Bangladesh
Versteckter Hunger
In Bangladesch ist Mangelernährung ein weit verbreitetes Phänomen. Die Folge ist häufig ein Zurückbleiben der kindlichen Entwicklung bis hin zur Behinderung. Wie Millionen Kindern durch einseitige Ernährung die Zukunft geraubt wird, hat sich unser Autor vor Ort angesehen.
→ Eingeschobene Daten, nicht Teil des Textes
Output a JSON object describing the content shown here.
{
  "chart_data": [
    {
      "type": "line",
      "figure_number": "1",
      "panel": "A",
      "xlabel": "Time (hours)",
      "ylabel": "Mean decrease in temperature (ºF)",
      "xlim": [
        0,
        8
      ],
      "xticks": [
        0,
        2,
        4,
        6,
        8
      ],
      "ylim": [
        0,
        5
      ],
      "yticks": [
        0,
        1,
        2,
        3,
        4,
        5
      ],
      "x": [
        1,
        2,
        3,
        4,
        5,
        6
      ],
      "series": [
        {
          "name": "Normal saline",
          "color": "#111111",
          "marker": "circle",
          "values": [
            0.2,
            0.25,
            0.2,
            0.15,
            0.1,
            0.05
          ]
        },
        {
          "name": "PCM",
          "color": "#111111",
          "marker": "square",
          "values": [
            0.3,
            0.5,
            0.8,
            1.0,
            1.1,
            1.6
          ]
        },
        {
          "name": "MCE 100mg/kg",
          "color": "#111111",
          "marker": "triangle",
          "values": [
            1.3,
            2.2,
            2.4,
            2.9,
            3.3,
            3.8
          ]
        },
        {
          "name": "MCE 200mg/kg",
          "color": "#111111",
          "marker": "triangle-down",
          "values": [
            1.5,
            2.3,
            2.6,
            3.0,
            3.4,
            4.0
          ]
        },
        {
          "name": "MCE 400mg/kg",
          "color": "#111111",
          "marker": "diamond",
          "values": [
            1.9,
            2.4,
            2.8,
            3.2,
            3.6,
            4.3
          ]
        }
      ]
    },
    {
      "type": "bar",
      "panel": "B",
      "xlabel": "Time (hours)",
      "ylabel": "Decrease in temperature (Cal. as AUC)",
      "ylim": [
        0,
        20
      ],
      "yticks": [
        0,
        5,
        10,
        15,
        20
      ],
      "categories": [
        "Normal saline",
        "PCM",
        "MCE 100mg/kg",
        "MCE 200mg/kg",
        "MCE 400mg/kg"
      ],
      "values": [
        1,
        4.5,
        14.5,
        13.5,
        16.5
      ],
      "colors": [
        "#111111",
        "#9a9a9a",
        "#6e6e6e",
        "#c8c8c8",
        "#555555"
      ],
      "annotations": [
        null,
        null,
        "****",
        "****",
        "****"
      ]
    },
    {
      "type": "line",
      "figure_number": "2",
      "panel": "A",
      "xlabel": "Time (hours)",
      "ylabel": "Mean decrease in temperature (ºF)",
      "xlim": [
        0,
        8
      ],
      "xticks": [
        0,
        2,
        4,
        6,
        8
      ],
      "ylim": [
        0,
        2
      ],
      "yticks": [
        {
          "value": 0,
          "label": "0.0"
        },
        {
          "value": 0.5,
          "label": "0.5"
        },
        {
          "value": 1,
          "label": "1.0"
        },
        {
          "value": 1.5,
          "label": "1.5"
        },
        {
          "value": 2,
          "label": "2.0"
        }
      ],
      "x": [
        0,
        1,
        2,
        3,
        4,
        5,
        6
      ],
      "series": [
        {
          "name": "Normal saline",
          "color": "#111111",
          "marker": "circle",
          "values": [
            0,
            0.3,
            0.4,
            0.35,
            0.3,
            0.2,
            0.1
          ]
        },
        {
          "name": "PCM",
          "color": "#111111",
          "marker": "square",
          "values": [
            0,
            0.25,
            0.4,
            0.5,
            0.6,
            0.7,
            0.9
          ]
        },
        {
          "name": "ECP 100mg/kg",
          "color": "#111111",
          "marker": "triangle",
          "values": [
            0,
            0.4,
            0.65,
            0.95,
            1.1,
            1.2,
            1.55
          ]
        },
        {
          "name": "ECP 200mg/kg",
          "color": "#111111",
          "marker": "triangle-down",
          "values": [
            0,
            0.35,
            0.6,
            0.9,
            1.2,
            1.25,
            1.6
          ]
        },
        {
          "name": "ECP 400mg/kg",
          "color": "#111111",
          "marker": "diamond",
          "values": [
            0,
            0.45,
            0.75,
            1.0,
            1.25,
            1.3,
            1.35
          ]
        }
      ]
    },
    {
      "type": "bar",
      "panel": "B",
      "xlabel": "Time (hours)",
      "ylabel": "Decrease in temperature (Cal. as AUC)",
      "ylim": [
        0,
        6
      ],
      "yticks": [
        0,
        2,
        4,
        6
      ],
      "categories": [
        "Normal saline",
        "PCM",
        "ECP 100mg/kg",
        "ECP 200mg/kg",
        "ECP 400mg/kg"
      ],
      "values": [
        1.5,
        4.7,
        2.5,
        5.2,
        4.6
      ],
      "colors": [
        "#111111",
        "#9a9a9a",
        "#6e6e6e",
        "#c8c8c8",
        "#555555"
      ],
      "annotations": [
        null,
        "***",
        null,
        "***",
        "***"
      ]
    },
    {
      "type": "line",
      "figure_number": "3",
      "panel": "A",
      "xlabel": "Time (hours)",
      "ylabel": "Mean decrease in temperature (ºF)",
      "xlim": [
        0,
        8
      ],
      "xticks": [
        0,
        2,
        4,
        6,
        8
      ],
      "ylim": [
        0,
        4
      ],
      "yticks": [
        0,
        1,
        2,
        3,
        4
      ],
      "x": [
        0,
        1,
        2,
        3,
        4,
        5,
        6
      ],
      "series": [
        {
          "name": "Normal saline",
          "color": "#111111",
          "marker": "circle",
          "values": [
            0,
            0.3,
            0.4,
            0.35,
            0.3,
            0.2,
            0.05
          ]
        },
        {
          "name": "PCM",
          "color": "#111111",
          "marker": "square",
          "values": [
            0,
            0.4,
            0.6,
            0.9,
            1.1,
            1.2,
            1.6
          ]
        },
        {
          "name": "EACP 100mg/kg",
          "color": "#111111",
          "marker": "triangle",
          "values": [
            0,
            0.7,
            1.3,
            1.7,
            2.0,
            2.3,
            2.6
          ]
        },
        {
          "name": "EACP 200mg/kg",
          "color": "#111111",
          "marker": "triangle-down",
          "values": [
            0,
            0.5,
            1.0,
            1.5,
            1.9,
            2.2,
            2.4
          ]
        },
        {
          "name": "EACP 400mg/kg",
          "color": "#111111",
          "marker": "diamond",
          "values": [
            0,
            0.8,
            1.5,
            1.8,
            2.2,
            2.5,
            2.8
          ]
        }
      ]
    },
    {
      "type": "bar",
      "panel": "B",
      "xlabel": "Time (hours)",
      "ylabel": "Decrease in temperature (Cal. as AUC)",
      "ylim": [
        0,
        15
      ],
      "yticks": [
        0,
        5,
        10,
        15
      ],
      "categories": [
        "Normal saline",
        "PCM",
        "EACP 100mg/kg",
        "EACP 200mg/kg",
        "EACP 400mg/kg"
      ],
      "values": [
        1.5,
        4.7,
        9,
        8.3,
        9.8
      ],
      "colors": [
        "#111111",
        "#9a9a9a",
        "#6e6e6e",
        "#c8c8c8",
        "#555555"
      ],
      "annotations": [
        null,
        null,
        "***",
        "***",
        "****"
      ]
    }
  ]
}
In der Grundschule des Dorfes Badatoli im Süden von Bangladesch deutet Lehrerin Sumea Nasrin auf vier still in der Bank sitzende Kinder – Kinder mit leerem Blick, viel zu klein für ihr Alter. „Ich mache mir große Sorgen um sie. Ständig sind sie müde. Sie können sich nicht konzentrieren und verstehen fast nichts von dem, was ich ihnen erkläre. Bei mindestens 20 unserer 200 Kinder sieht es ähnlich aus.“
Die Sorgenkinder der Grundschule in Badatoli seien offensichtlich „stunted“ – erklärt im deutschen Gießen der Kinderarzt und Ernährungsexperte Prof. Michael Krawinkel. „Als ‚stunting‘ beschreiben wir ein Zurückbleiben der kindlichen Entwicklung, sichtbar vor allem an zu geringem Längenwachstum. ‚Stunting‘ ist eine Folge von Mangelernährung: Den Kindern fehlen wichtige Nährstoffe wie Proteine, Mineralien und Vitamine – weil sie fast ausschließlich Reis essen, aber zu wenig Obst, Gemüse und tierische Lebensmittel.“
„Stunting“ ist ein Massenphänomen in Entwicklungsländern: Über 2,5 Milliarden Menschen weltweit essen fast ausschließlich polierten Reis, Mais oder Maniok – die viel Stärke enthalten, aber kaum Proteine und lebenswichtige Spurenelemente wie Vitamin A, B-Vitamine, Eisen, Zink oder Folsäure. Dieser „versteckte Hunger“ hat dramatische Folgen: Weltweit 170 Millionen Kinder unter fünf Jahren, 41 Prozent der Kinder in Bangladesch, sind de facto behindert. Sie sind höchst anfällig für Infektionskrankheiten, bleiben zeitlebens kleiner als andere Menschen; fangen später an zu laufen und zu sprechen. „Stunting“ beeinträchtigt stark auch die Gehirnentwicklung betroffener Kinder“, erklärt in Dhaka Prof. Tahmeed Ahmed, Leiter des renommierten „Internationalen Zentrums für Durchfallforschung“ (ICDDR, B). „Die Kinder versagen in der Schule und später im Leben, weil es ihnen an kognitiven Fähigkeiten fehlt – mit dramatischen Auswirkungen auf die Volkswirtschaft unseres Landes.“
Unzureichende Qualität
Eine Ursache der Mangelernährung in Bangladesch springt dem Besucher sofort ins Auge. Auf fast allen bebaubaren Flächen steht nichts als Reis. Dafür gibt es gute Gründe: Bis vor 30 Jahren erlebte Bangladesch immer wieder Hungersnöte; heute kann das kleine Land mit einer Fläche von gerade zweimal Bayern seine 160 Millionen Menschen selbst mit Reis versorgen. „Reissicherheit jedoch ist keine Ernährungssicherheit“, sagt Sukanta Sen, Leiter der lokalen Hilfsorganisation BARCIK. „Den Preis zahlen wir mit der unzureichenden Qualität unserer Ernährung.“
Milch, zum Beispiel, ist extrem teuer in Bangladesch. Denn immer weniger Bauern halten Kühe, weil es ihnen an Futter fehlt. Freie Weideflächen gibt es kaum mehr. Und weil der heute angebaute Hochertragsreis kürzere Halme hat als traditionelle Reissorten, haben die Bauern auch weniger Stroh. Auch Hühnerfleisch ist knapp: Seit die Bauern zur Zeit der Vogelgrippe vor einigen Jahren ihre Hühner töten mussten, scheuen sie das Federvieh wie der Teufel das Weihwasser.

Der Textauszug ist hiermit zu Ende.